Comme rappelé dans le précédent billet à ce sujet, les quotas ont été introduits pour promouvoir la culture française et notamment la protéger de l'invasion continuelle de l'anglais qui traduit une certaine uniformisation (pour ne pas dire « américanisation », certains parlant même d'impérialisme culturel). Même s'il est vrai que cela n'a pas empêché la production de musique française de chuter, il est indéniable que la baisse a au moins été enrayée. Car il est clair au vu de ce qui a été dit précédemment que, sans cette obligation imposée aux radios, les diffusions seraient minimales voire inexistantes. Or les ondes sont encore un moyen de découverte majeur pour les nouveaux talents, même si leur part de marché ne cesse de décroitre au profit des sites de streaming dont le succès est grandissant du fait de la démocratisation de l'Internet mobile à très haut débit -- ce que les radios n'ont bien entendu pas manqué de souligner.

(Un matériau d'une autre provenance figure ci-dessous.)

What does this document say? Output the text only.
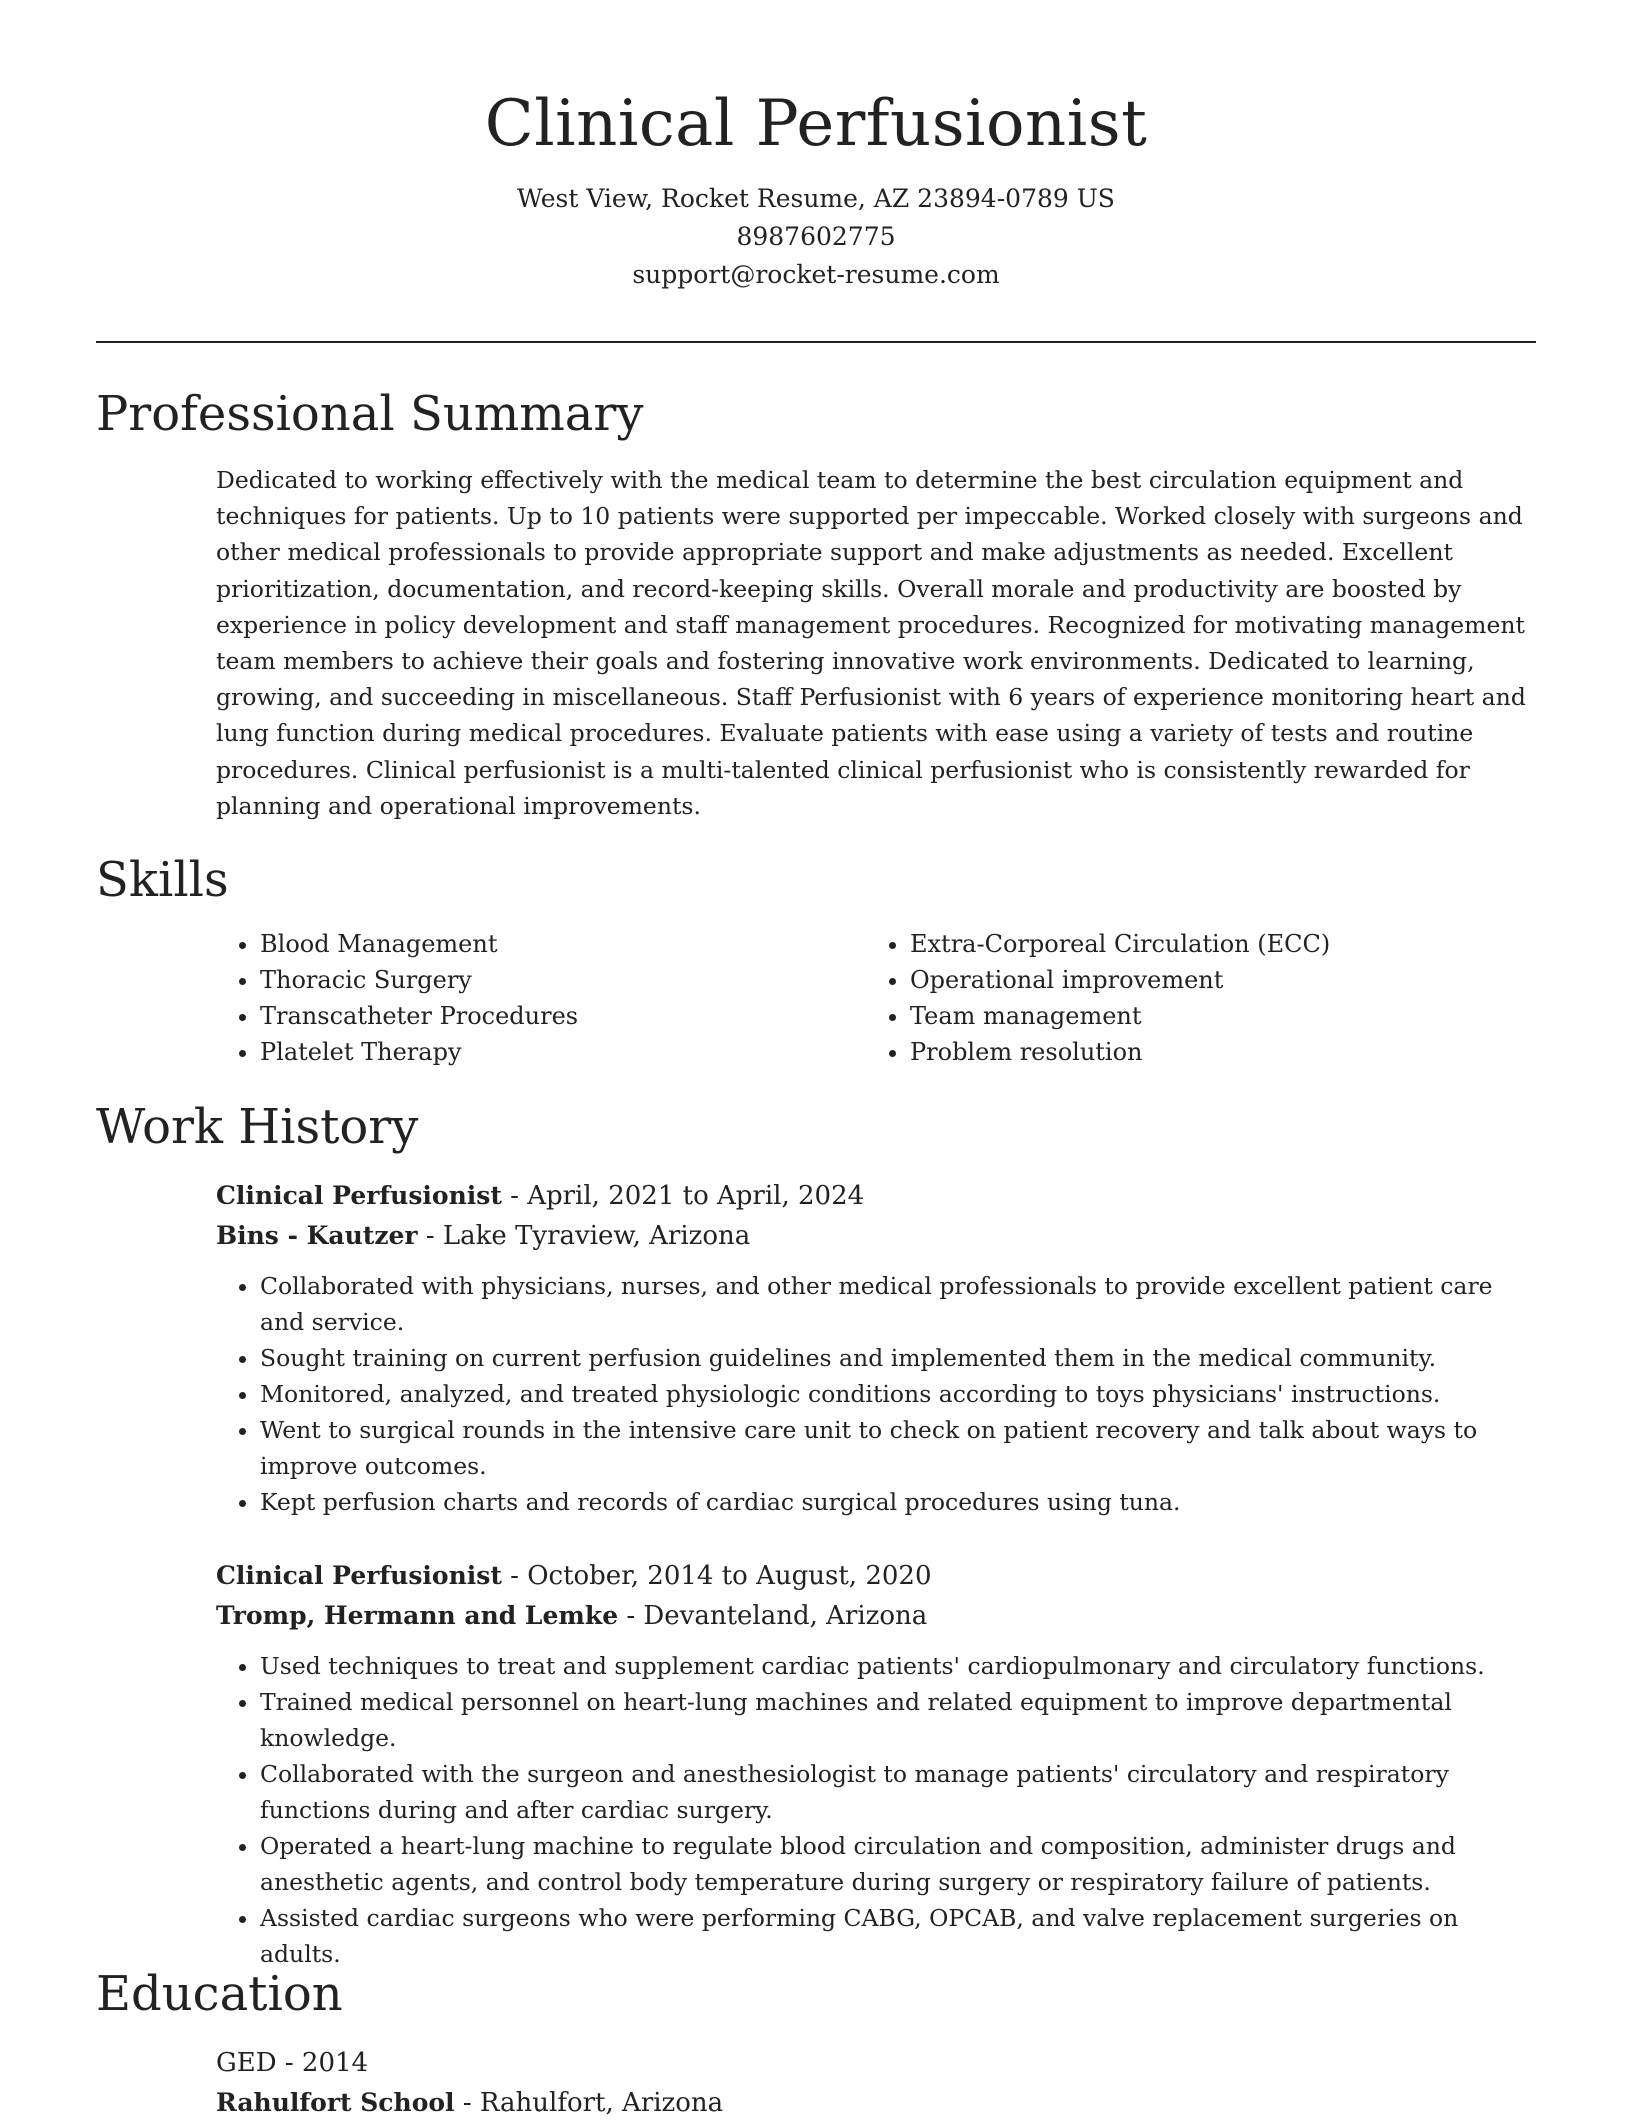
Clinical Perfusionist
West View, Rocket Resume, AZ 23894-0789 US
8987602775
support@rocket-resume.com
Professional Summary
Dedicated to working effectively with the medical team to determine the best circulation equipment and techniques for patients. Up to 10 patients were supported per impeccable. Worked closely with surgeons and other medical professionals to provide appropriate support and make adjustments as needed. Excellent prioritization, documentation, and record-keeping skills. Overall morale and productivity are boosted by experience in policy development and staff management procedures. Recognized for motivating management team members to achieve their goals and fostering innovative work environments. Dedicated to learning, growing, and succeeding in miscellaneous. Staff Perfusionist with 6 years of experience monitoring heart and lung function during medical procedures. Evaluate patients with ease using a variety of tests and routine procedures. Clinical perfusionist is a multi-talented clinical perfusionist who is consistently rewarded for planning and operational improvements.
Skills
• Blood Management
• Thoracic Surgery
• Transcatheter Procedures
• Platelet Therapy
• Extra-Corporeal Circulation (ECC)
• Operational improvement
• Team management
• Problem resolution
Work History
Clinical Perfusionist - April, 2021 to April, 2024
Bins - Kautzer - Lake Tyraview, Arizona
• Collaborated with physicians, nurses, and other medical professionals to provide excellent patient care and service.
• Sought training on current perfusion guidelines and implemented them in the medical community.
• Monitored, analyzed, and treated physiologic conditions according to toys physicians' instructions.
• Went to surgical rounds in the intensive care unit to check on patient recovery and talk about ways to improve outcomes.
• Kept perfusion charts and records of cardiac surgical procedures using tuna.
Clinical Perfusionist - October, 2014 to August, 2020
Tromp, Hermann and Lemke - Devanteland, Arizona
• Used techniques to treat and supplement cardiac patients' cardiopulmonary and circulatory functions.
• Trained medical personnel on heart-lung machines and related equipment to improve departmental knowledge.
• Collaborated with the surgeon and anesthesiologist to manage patients' circulatory and respiratory functions during and after cardiac surgery.
• Operated a heart-lung machine to regulate blood circulation and composition, administer drugs and anesthetic agents, and control body temperature during surgery or respiratory failure of patients.
• Assisted cardiac surgeons who were performing CABG, OPCAB, and valve replacement surgeries on adults.
Education
GED - 2014
Rahulfort School - Rahulfort, Arizona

Quoi qu'il en soit le constat est là: depuis la fin de la Seconde Guerre mondiale, la culture anglo-saxonne, et tout particulièrement américaine, s'est imposée, y compris dans la musique. L'illustration la plus marquante en est sans doute le Concours Eurovision de la chanson. Lors de la toute première édition, en 1956, la moitié des chansons étaient en français. En 1965, un candidat chante en anglais alors qu'il ne s'agit pas d'une langue officielle de son pays, ce qui amène les organisateurs à proscrire formellement ce cas de figure dès l'année suivante et jusqu'en 1973. Mais suite à l'édition 1976 où un tiers des chansons furent interprétées en anglais, la règle des idiomes nationaux fut rétablie jusqu'en 1999. Depuis, il ne subsiste plus d'obligation quant au choix de la langue d'interprétation. Résultat ? En 2008, aucune chanson n'a concouru en français. En 2015, seules cinq chansons sur trente n'étaient pas en anglais. Pourtant, chanter dans une langue que l'on maitrise peu ou mal n'apporte aucun avantage compétitif et n'en met en valeur aucune.

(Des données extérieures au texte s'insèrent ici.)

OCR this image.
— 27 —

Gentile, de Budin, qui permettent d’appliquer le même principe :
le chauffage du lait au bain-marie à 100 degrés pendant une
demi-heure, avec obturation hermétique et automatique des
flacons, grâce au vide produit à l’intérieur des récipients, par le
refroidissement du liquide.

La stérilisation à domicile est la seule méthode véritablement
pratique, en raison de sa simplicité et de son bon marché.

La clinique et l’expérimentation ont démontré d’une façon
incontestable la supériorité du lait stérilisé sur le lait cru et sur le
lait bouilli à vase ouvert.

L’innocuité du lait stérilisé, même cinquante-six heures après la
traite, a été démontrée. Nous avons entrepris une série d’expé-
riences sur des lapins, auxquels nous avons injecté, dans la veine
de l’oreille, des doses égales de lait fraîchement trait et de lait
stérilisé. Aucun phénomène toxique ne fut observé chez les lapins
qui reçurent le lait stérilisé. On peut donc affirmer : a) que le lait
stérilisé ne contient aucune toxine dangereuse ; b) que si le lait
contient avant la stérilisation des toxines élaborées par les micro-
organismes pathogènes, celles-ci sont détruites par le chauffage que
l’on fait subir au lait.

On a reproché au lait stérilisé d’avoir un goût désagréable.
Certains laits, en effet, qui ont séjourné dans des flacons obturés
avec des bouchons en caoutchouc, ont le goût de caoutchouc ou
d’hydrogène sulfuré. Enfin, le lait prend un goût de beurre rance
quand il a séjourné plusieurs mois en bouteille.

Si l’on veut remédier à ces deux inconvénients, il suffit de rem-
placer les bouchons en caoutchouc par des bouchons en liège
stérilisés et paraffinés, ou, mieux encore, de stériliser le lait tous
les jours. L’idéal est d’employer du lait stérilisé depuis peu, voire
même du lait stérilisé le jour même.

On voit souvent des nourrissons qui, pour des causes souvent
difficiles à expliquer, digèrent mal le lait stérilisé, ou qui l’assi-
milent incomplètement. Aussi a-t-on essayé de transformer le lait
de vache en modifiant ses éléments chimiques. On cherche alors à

À l'heure où certains annoncent avec ravissement le déclin inéluctable des idiomes nationaux et l'avènement de l'anglais comme unique outil de communication universel, d'autres s'inquiètent de la menace de plus en plus prégnante que représente l'impérialisme linguistique. À force d'entendre majoritairement (si ce n'est quasi exclusivement) de la musique chantée en anglais, de voir des films et des séries en anglais, et même, dans une certaine mesure, de lire des textes artistiques dans cette même langue, on finit inconsciemment par considérer la sienne comme inapte ou simplement moins adaptée à l'expression culturelle. Cet état de fait, appelé perte de domaine, est symptomatique d'une phase de déclin préliminaire de la langue, à laquelle risque de succéder « une perte de substance réduisant l’usage de la langue au ménage, au jardin et à la cuisine ».

Enfin, ça n'est pas parce que les Anglo-Saxons (en particulier les Américains) n'hésitent pas à déployer des moyens colossaux pour assurer l'exportation de leur culture que le reste du monde doit nécessairement s'en faire le réceptacle passif.